Despite that fear, he admits Swedes are largely respectful of his point of view, even if they don’t agree with it.
“I try to keep it to myself. Shut up and don’t talk about it, basically. But when I talk about it I put a good argument up, I offer my reasoning. For the most part people are surprisingly understanding.”
“I understand I’m in a different country and I have to respect their values. I do get frustrated with the Swedish system sometimes, but I’m respectful of it.”
A lone Trump supporter waiting for a rally in California. Photo: Jae C Hong/AP
So what about some of Trump’s more extreme rhetoric? How does he explain the US presidential candidate’s comments on Muslims, Mexicans or women to a Swede?
“I think the best way of explaining Trump’s rhetoric is that he’s a very unrefined politician. Unlike Clinton, who reads from a teleprompter, he shoots from the hip. So because of that I feel like the wrong point is sometimes made,” Chris reasons.
“I think it’s a consequence of his style. I actually believe he doesn’t believe those things himself. To a degree, yes, but not completely.”
Not all Swedes are hostile to Trump, the Dalarna resident points out. Some may even be more fond of the New Yorker than he is.
“I’ve met Swedish Trump supporters,” he reveals.

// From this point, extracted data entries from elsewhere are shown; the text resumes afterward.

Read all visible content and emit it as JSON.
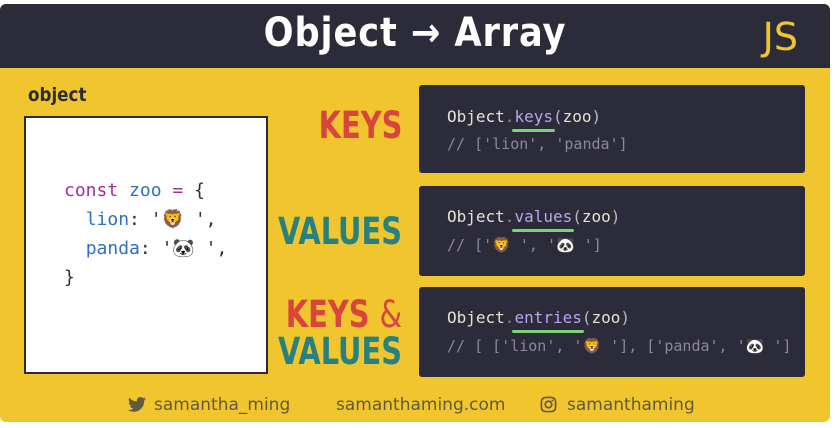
{
  "header": {
    "title": "Object → Array",
    "badge": "JS"
  },
  "object_panel": {
    "label": "object",
    "code": {
      "kw": "const",
      "name": "zoo",
      "op": "=",
      "open": "{",
      "key1": "lion",
      "val1": "'🦁 ',",
      "key2": "panda",
      "val2": "'🐼 ',",
      "close": "}"
    }
  },
  "sections": [
    {
      "label": "KEYS",
      "object": "Object",
      "method": "keys",
      "arg": "zoo",
      "result": "// ['lion', 'panda']"
    },
    {
      "label": "VALUES",
      "object": "Object",
      "method": "values",
      "arg": "zoo",
      "result": "// ['🦁 ', '🐼 ']"
    },
    {
      "label_a": "KEYS",
      "label_amp": "&",
      "label_b": "VALUES",
      "object": "Object",
      "method": "entries",
      "arg": "zoo",
      "result": "// [ ['lion', '🦁 '], ['panda', '🐼 ']"
    }
  ],
  "footer": {
    "twitter": "samantha_ming",
    "website": "samanthaming.com",
    "instagram": "samanthaming"
  },
  "colors": {
    "yellow": "#f1c52e",
    "dark": "#2c2b3a",
    "red": "#d9443c",
    "teal": "#27827f",
    "method": "#b9a6f0",
    "underline": "#7bd37a"
  }
}
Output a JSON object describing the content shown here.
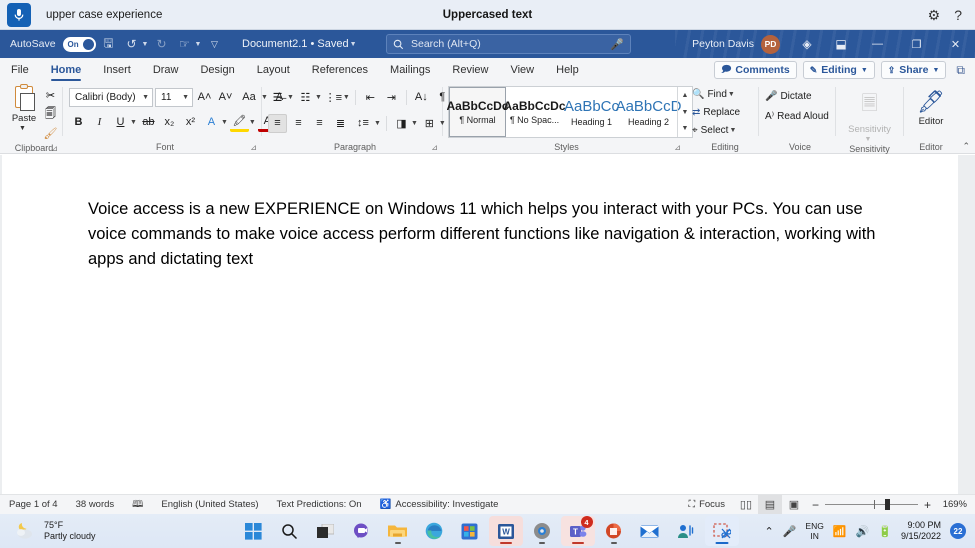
{
  "voice_access": {
    "mic_icon": "microphone-icon",
    "phrase": "upper case experience",
    "title": "Uppercased text",
    "settings_icon": "gear-icon",
    "help_icon": "question-mark-icon"
  },
  "title_bar": {
    "autosave_label": "AutoSave",
    "autosave_state": "On",
    "save_icon": "save-icon",
    "undo_icon": "undo-icon",
    "redo_icon": "redo-icon",
    "touch_icon": "touch-mode-icon",
    "customize_icon": "customize-qat-icon",
    "document_name": "Document2.1  •  Saved",
    "document_caret": "chevron-down-icon",
    "search_icon": "search-icon",
    "search_placeholder": "Search (Alt+Q)",
    "search_mic_icon": "microphone-icon",
    "user_name": "Peyton Davis",
    "avatar_initials": "PD",
    "diamond_icon": "copilot-diamond-icon",
    "ribbon_display_icon": "ribbon-display-options-icon",
    "minimize_icon": "minimize-icon",
    "restore_icon": "restore-icon",
    "close_icon": "close-icon",
    "accent": "#2b579a"
  },
  "ribbon_tabs": {
    "items": [
      {
        "label": "File",
        "active": false
      },
      {
        "label": "Home",
        "active": true
      },
      {
        "label": "Insert",
        "active": false
      },
      {
        "label": "Draw",
        "active": false
      },
      {
        "label": "Design",
        "active": false
      },
      {
        "label": "Layout",
        "active": false
      },
      {
        "label": "References",
        "active": false
      },
      {
        "label": "Mailings",
        "active": false
      },
      {
        "label": "Review",
        "active": false
      },
      {
        "label": "View",
        "active": false
      },
      {
        "label": "Help",
        "active": false
      }
    ],
    "comments": "Comments",
    "editing": "Editing",
    "share": "Share",
    "present_icon": "present-live-icon"
  },
  "ribbon": {
    "clipboard": {
      "label": "Clipboard",
      "paste": "Paste",
      "cut_icon": "scissors-icon",
      "copy_icon": "copy-icon",
      "format_painter_icon": "format-painter-icon",
      "dialog_icon": "dialog-launcher-icon"
    },
    "font": {
      "label": "Font",
      "family": "Calibri (Body)",
      "size": "11",
      "grow_icon": "increase-font-size-icon",
      "shrink_icon": "decrease-font-size-icon",
      "change_case_icon": "change-case-icon",
      "clear_format_icon": "clear-formatting-icon",
      "bold": "B",
      "italic": "I",
      "underline": "U",
      "strikethrough_icon": "strikethrough-icon",
      "subscript_icon": "subscript-icon",
      "superscript_icon": "superscript-icon",
      "text_effects_icon": "text-effects-icon",
      "highlight_icon": "text-highlight-icon",
      "font_color_icon": "font-color-icon",
      "dialog_icon": "dialog-launcher-icon"
    },
    "paragraph": {
      "label": "Paragraph",
      "bullets_icon": "bullet-list-icon",
      "numbering_icon": "numbered-list-icon",
      "multilevel_icon": "multilevel-list-icon",
      "decrease_indent_icon": "decrease-indent-icon",
      "increase_indent_icon": "increase-indent-icon",
      "sort_icon": "sort-icon",
      "show_marks_icon": "show-formatting-marks-icon",
      "align_left_icon": "align-left-icon",
      "align_center_icon": "align-center-icon",
      "align_right_icon": "align-right-icon",
      "justify_icon": "justify-icon",
      "line_spacing_icon": "line-spacing-icon",
      "shading_icon": "shading-icon",
      "borders_icon": "borders-icon",
      "dialog_icon": "dialog-launcher-icon"
    },
    "styles": {
      "label": "Styles",
      "items": [
        {
          "preview": "AaBbCcDc",
          "name": "¶ Normal",
          "selected": true,
          "heading": false
        },
        {
          "preview": "AaBbCcDc",
          "name": "¶ No Spac...",
          "selected": false,
          "heading": false
        },
        {
          "preview": "AaBbCc",
          "name": "Heading 1",
          "selected": false,
          "heading": true
        },
        {
          "preview": "AaBbCcD",
          "name": "Heading 2",
          "selected": false,
          "heading": true
        }
      ],
      "scroll_up_icon": "scroll-up-icon",
      "scroll_down_icon": "scroll-down-icon",
      "more_icon": "more-styles-icon",
      "dialog_icon": "dialog-launcher-icon"
    },
    "editing": {
      "label": "Editing",
      "find": "Find",
      "replace": "Replace",
      "select": "Select",
      "find_icon": "find-icon",
      "replace_icon": "replace-icon",
      "select_icon": "select-cursor-icon"
    },
    "voice": {
      "label": "Voice",
      "dictate": "Dictate",
      "read_aloud": "Read Aloud",
      "dictate_icon": "microphone-icon",
      "read_aloud_icon": "read-aloud-icon"
    },
    "sensitivity": {
      "label": "Sensitivity",
      "button": "Sensitivity",
      "icon": "sensitivity-icon",
      "disabled": true
    },
    "editor": {
      "label": "Editor",
      "button": "Editor",
      "icon": "editor-pen-icon"
    },
    "collapse_icon": "collapse-ribbon-icon"
  },
  "document": {
    "paragraph": "Voice access is a new EXPERIENCE on Windows 11 which helps you interact with your PCs. You can use voice commands to make voice access perform different functions like navigation & interaction, working with apps and dictating text"
  },
  "status_bar": {
    "page": "Page 1 of 4",
    "words": "38 words",
    "proofing_icon": "proofing-errors-icon",
    "language": "English (United States)",
    "text_predictions": "Text Predictions: On",
    "accessibility_icon": "accessibility-icon",
    "accessibility": "Accessibility: Investigate",
    "focus": "Focus",
    "focus_icon": "focus-mode-icon",
    "read_mode_icon": "read-mode-icon",
    "print_layout_icon": "print-layout-icon",
    "web_layout_icon": "web-layout-icon",
    "zoom_out_icon": "zoom-out-icon",
    "zoom_in_icon": "zoom-in-icon",
    "zoom_level": "169%"
  },
  "taskbar": {
    "weather_temp": "75°F",
    "weather_desc": "Partly cloudy",
    "weather_icon": "partly-cloudy-night-icon",
    "apps": [
      {
        "name": "start-button",
        "icon": "windows-logo-icon"
      },
      {
        "name": "search-button",
        "icon": "search-icon"
      },
      {
        "name": "task-view-button",
        "icon": "task-view-icon"
      },
      {
        "name": "chat-button",
        "icon": "chat-teams-icon"
      },
      {
        "name": "file-explorer-button",
        "icon": "file-explorer-icon"
      },
      {
        "name": "edge-button",
        "icon": "edge-browser-icon"
      },
      {
        "name": "microsoft-store-button",
        "icon": "microsoft-store-icon"
      },
      {
        "name": "word-button",
        "icon": "word-icon"
      },
      {
        "name": "settings-button",
        "icon": "settings-gear-icon"
      },
      {
        "name": "teams-button",
        "icon": "teams-icon",
        "badge": "4"
      },
      {
        "name": "powerpoint-button",
        "icon": "powerpoint-icon"
      },
      {
        "name": "mail-button",
        "icon": "mail-icon"
      },
      {
        "name": "voice-access-button",
        "icon": "voice-access-icon"
      },
      {
        "name": "snipping-tool-button",
        "icon": "snipping-tool-icon"
      }
    ],
    "tray_chevron_icon": "show-hidden-icons-icon",
    "tray_mic_icon": "microphone-icon",
    "language_line1": "ENG",
    "language_line2": "IN",
    "wifi_icon": "wifi-icon",
    "volume_icon": "volume-icon",
    "battery_icon": "battery-icon",
    "time": "9:00 PM",
    "date": "9/15/2022",
    "notification_count": "22"
  }
}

“I had an old work colleague who supported him, he backed Trump because he was a big fan of free speech and felt Trump would relay the groundwork for that. He was also a big gun enthusiast, a bit more extreme than me, and felt everyone should have the right to own a gun and that right should extend to here in Sweden. He was a nice guy.”
Perhaps surprisingly, Chris doesn’t think there is a need for someone like Trump to emerge in his new home and shake up Swedish politics in the same way.
“No. I think the system works pretty OK here as it is, and we should vote along policy and party lines only.”
But what about the populist Sweden Democrats and their leader Jimmie Åkesson, whose strategy of evoking images of a mythical golden age of years gone by is comparable to some of Trump’s ‘Make America great again’ rhetoric. Would Chris vote for them?
“I do respect some of their views. I wouldn’t vote for the party, the Sweden Democrats. But I do respect some of their views,” he concedes.
Sweden Democrats leader Jimmie Åkesson. Photo: Björn Lindgren/TT
Despite that, the American feels his political views have become more moderate since moving to Sweden.
“I’ve definitely softened a bit since I moved here and swung a bit more to the left,” Chris laughs.
“I’m still very much right wing, if you were to put into those terms, but I have no problem reaching over and saying ‘yes, you have a good point’.”